Late last night some 300 police and federal agents, supported by armoured vehicles and a tank, were still surrounding the cult's compound, waiting for Mr Koresh to emerge - a move he had pledged to make if the tape, which included a 58-minute religious sermon, were to be broadcast.
The sect, the Branch Davidians, have released two British children among a total of 16 children and two women. The Foreign Office believes other Britons are inside and officials have 16 names, given by people fearing relatives are there.
The Houston Chronicle said the children confirmed that seven cult members had died in shooting since the siege began. As many as 15 might still be lying dead inside the compound, it said.
The siege began on Sunday when US Bureau of Alcohol, Tobacco and Firearms agents arrived to raid the cult because they believed it had an arsenal of weapons and was conducting paramilitary exercises.
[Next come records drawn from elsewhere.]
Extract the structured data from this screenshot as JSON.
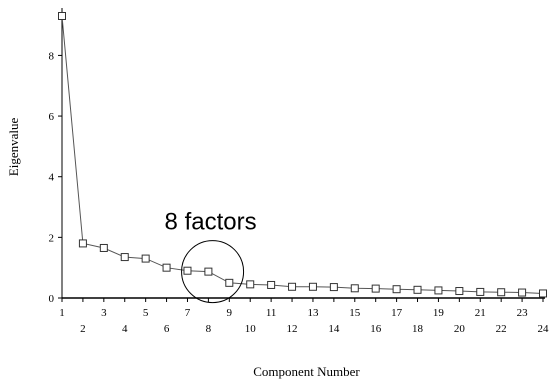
{
  "chart_data": {
    "type": "line",
    "title": "",
    "xlabel": "Component Number",
    "ylabel": "Eigenvalue",
    "x": [
      1,
      2,
      3,
      4,
      5,
      6,
      7,
      8,
      9,
      10,
      11,
      12,
      13,
      14,
      15,
      16,
      17,
      18,
      19,
      20,
      21,
      22,
      23,
      24
    ],
    "series": [
      {
        "values": [
          9.3,
          1.8,
          1.65,
          1.35,
          1.3,
          1.0,
          0.9,
          0.87,
          0.5,
          0.45,
          0.43,
          0.37,
          0.37,
          0.36,
          0.32,
          0.31,
          0.29,
          0.27,
          0.25,
          0.23,
          0.2,
          0.19,
          0.18,
          0.15
        ],
        "color": "#555555",
        "marker": "square"
      }
    ],
    "xlim": [
      1,
      24
    ],
    "ylim": [
      0,
      9.3
    ],
    "yticks": [
      0,
      2,
      4,
      6,
      8
    ],
    "xticks": [
      1,
      2,
      3,
      4,
      5,
      6,
      7,
      8,
      9,
      10,
      11,
      12,
      13,
      14,
      15,
      16,
      17,
      18,
      19,
      20,
      21,
      22,
      23,
      24
    ],
    "grid": false,
    "legend": "none",
    "annotations": [
      {
        "text": "8 factors",
        "x": 8.2,
        "y": 0.87,
        "shape": "circle"
      }
    ]
  }
}
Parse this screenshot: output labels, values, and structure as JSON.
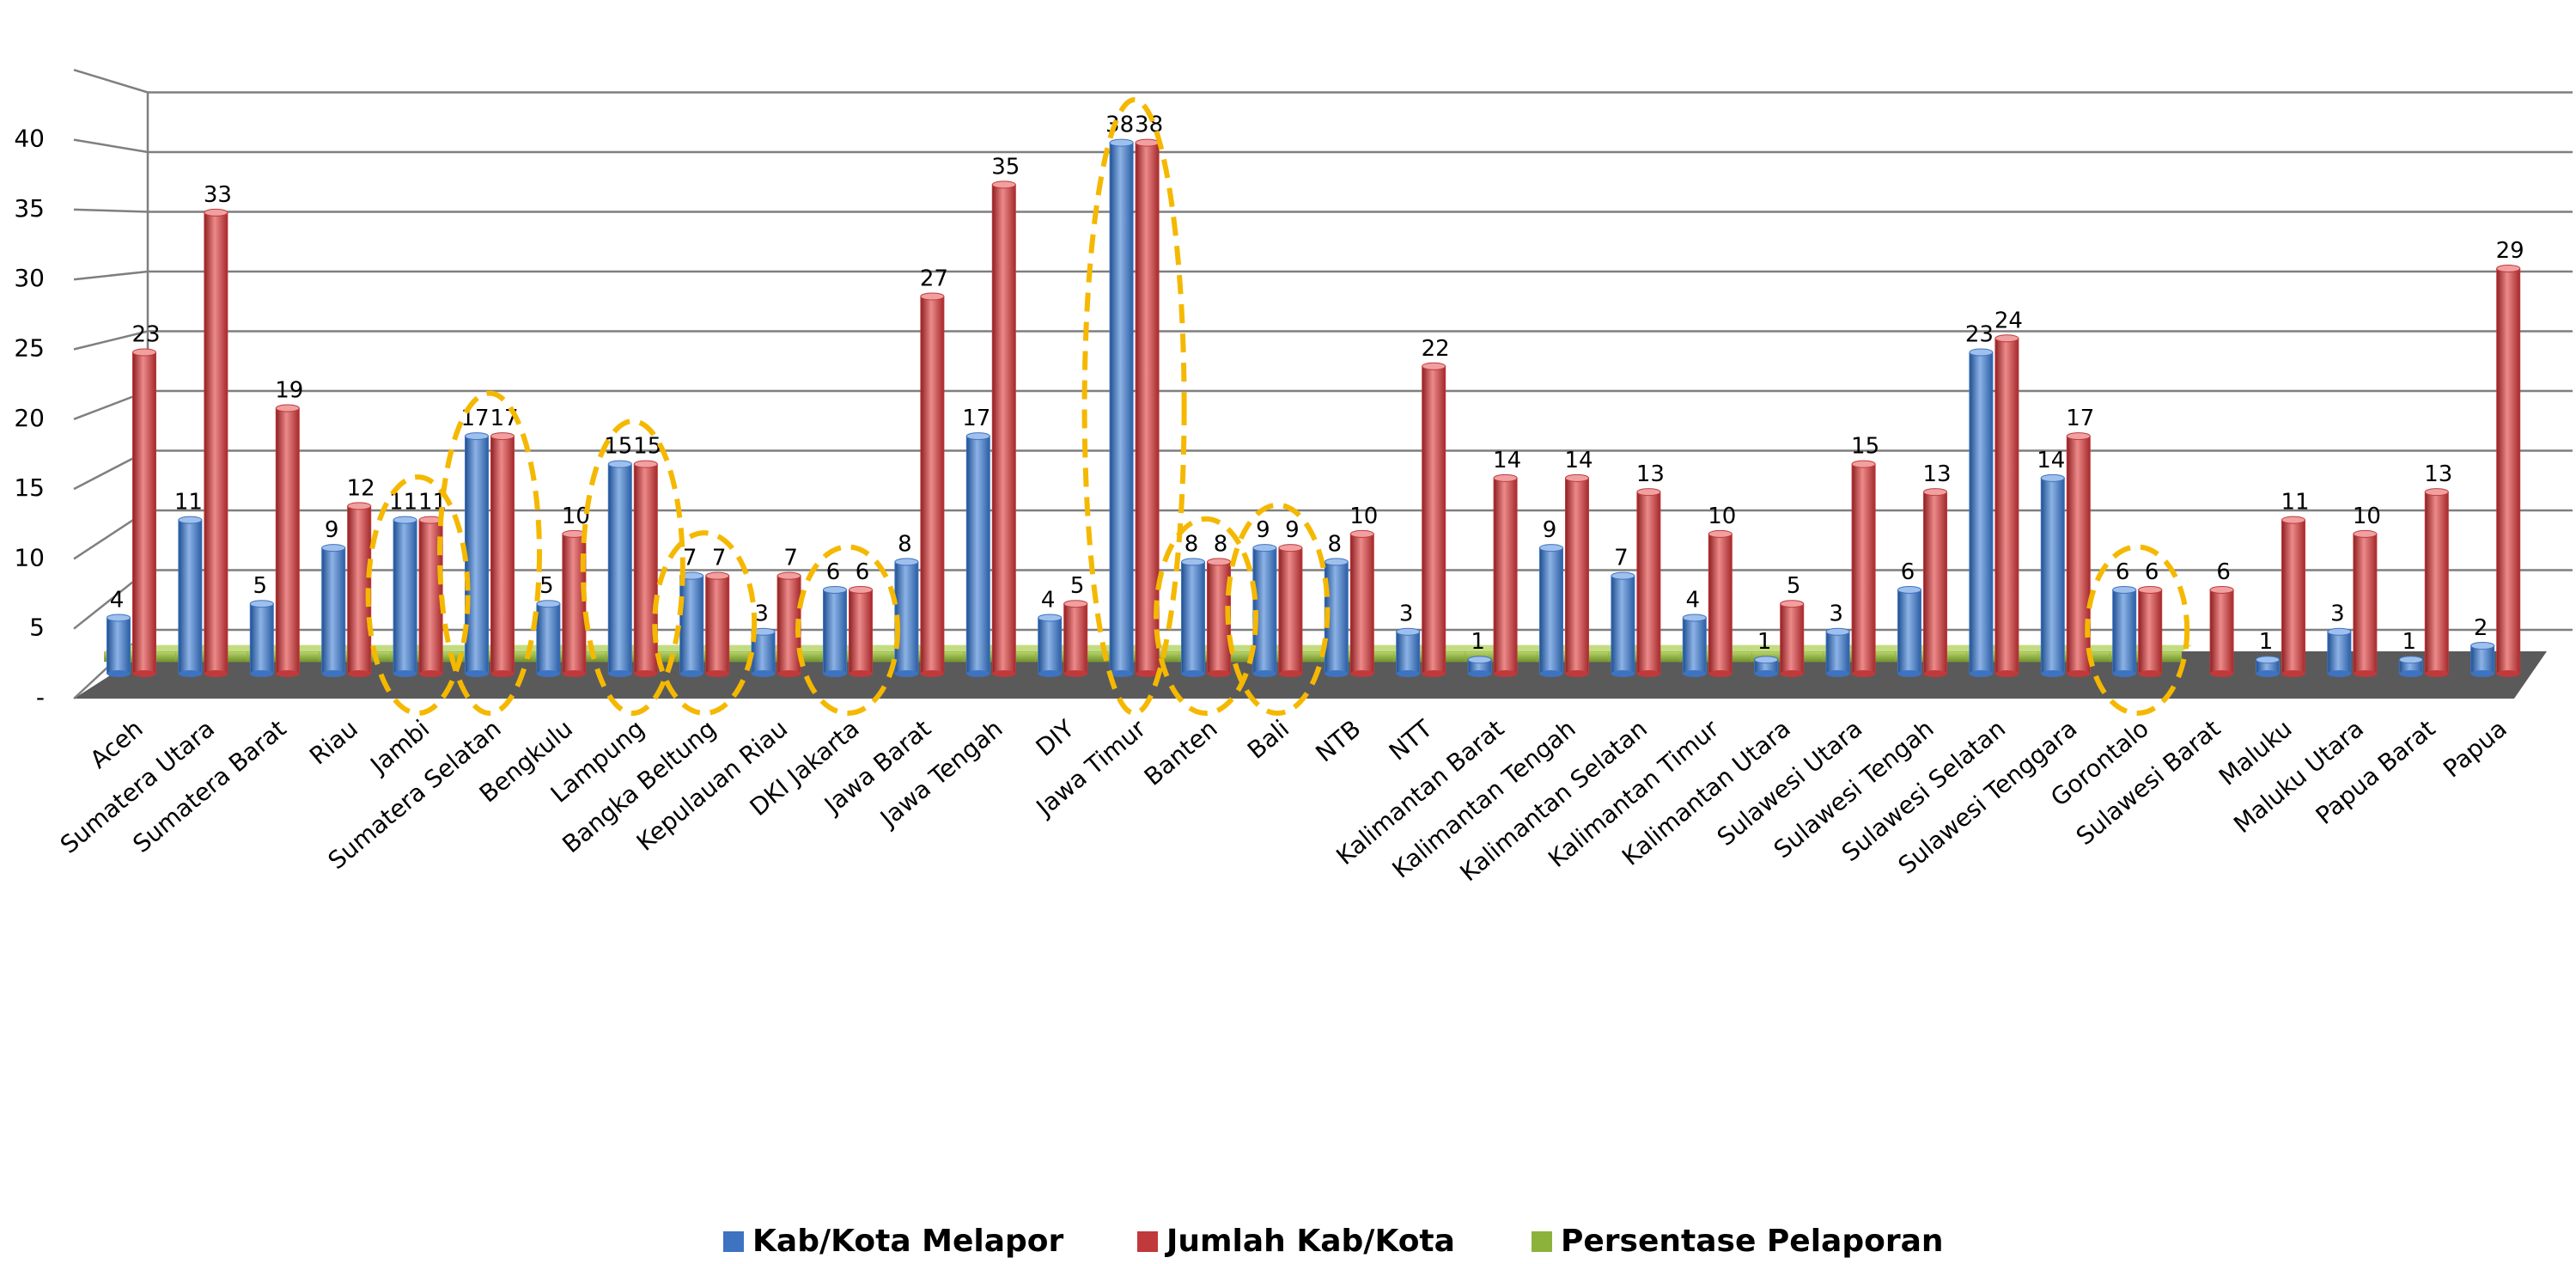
{
  "chart_data": {
    "type": "bar3d",
    "categories": [
      "Aceh",
      "Sumatera Utara",
      "Sumatera Barat",
      "Riau",
      "Jambi",
      "Sumatera Selatan",
      "Bengkulu",
      "Lampung",
      "Bangka Beltung",
      "Kepulauan Riau",
      "DKI Jakarta",
      "Jawa Barat",
      "Jawa Tengah",
      "DIY",
      "Jawa Timur",
      "Banten",
      "Bali",
      "NTB",
      "NTT",
      "Kalimantan Barat",
      "Kalimantan Tengah",
      "Kalimantan Selatan",
      "Kalimantan Timur",
      "Kalimantan Utara",
      "Sulawesi Utara",
      "Sulawesi Tengah",
      "Sulawesi Selatan",
      "Sulawesi Tenggara",
      "Gorontalo",
      "Sulawesi Barat",
      "Maluku",
      "Maluku Utara",
      "Papua Barat",
      "Papua"
    ],
    "series": [
      {
        "name": "Kab/Kota Melapor",
        "color": "#3d73c0",
        "values": [
          4,
          11,
          5,
          9,
          11,
          17,
          5,
          15,
          7,
          3,
          6,
          8,
          17,
          4,
          38,
          8,
          9,
          8,
          3,
          1,
          9,
          7,
          4,
          1,
          3,
          6,
          23,
          14,
          6,
          null,
          1,
          3,
          1,
          2
        ]
      },
      {
        "name": "Jumlah Kab/Kota",
        "color": "#c0393b",
        "values": [
          23,
          33,
          19,
          12,
          11,
          17,
          10,
          15,
          7,
          7,
          6,
          27,
          35,
          5,
          38,
          8,
          9,
          10,
          22,
          14,
          14,
          13,
          10,
          5,
          15,
          13,
          24,
          17,
          6,
          6,
          11,
          10,
          13,
          29
        ]
      },
      {
        "name": "Persentase Pelaporan",
        "color": "#8db23c",
        "values": [
          1,
          1,
          1,
          1,
          1,
          1,
          1,
          1,
          1,
          1,
          1,
          1,
          1,
          1,
          1,
          1,
          1,
          1,
          1,
          1,
          1,
          1,
          1,
          1,
          1,
          1,
          1,
          1,
          1,
          null,
          null,
          null,
          null,
          null
        ]
      }
    ],
    "ylim": [
      0,
      45
    ],
    "yticks": [
      {
        "value": 0,
        "label": "-"
      },
      5,
      10,
      15,
      20,
      25,
      30,
      35,
      40
    ],
    "grid": true,
    "highlight_color": "#f5b800",
    "legend": "bottom"
  }
}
But it appeared members were tipped-off, and in a 45-minute gunfight four federal agents were killed and 17 people hurt.
The Houston Chronicle said yesterday that seven cult members had died in the shoot-out, but the toll might be 15. Unconfirmed reports said a two-year-old girl - a daughter of Mr Koresh - died.
During his radio broadcast Mr Koresh appeared unrepentant. 'I am involved in a very serious thing right now and I'm sure a lot of you realise I should be scared and concerned,' he said. 'But I am really concerned about the lives of my brothers here, and the lives of all the people around the world.'
Vincent Noberega, from north London, said his wife Teresa and daughter Natalie were in the compound. He saw seven other Britons there four months ago.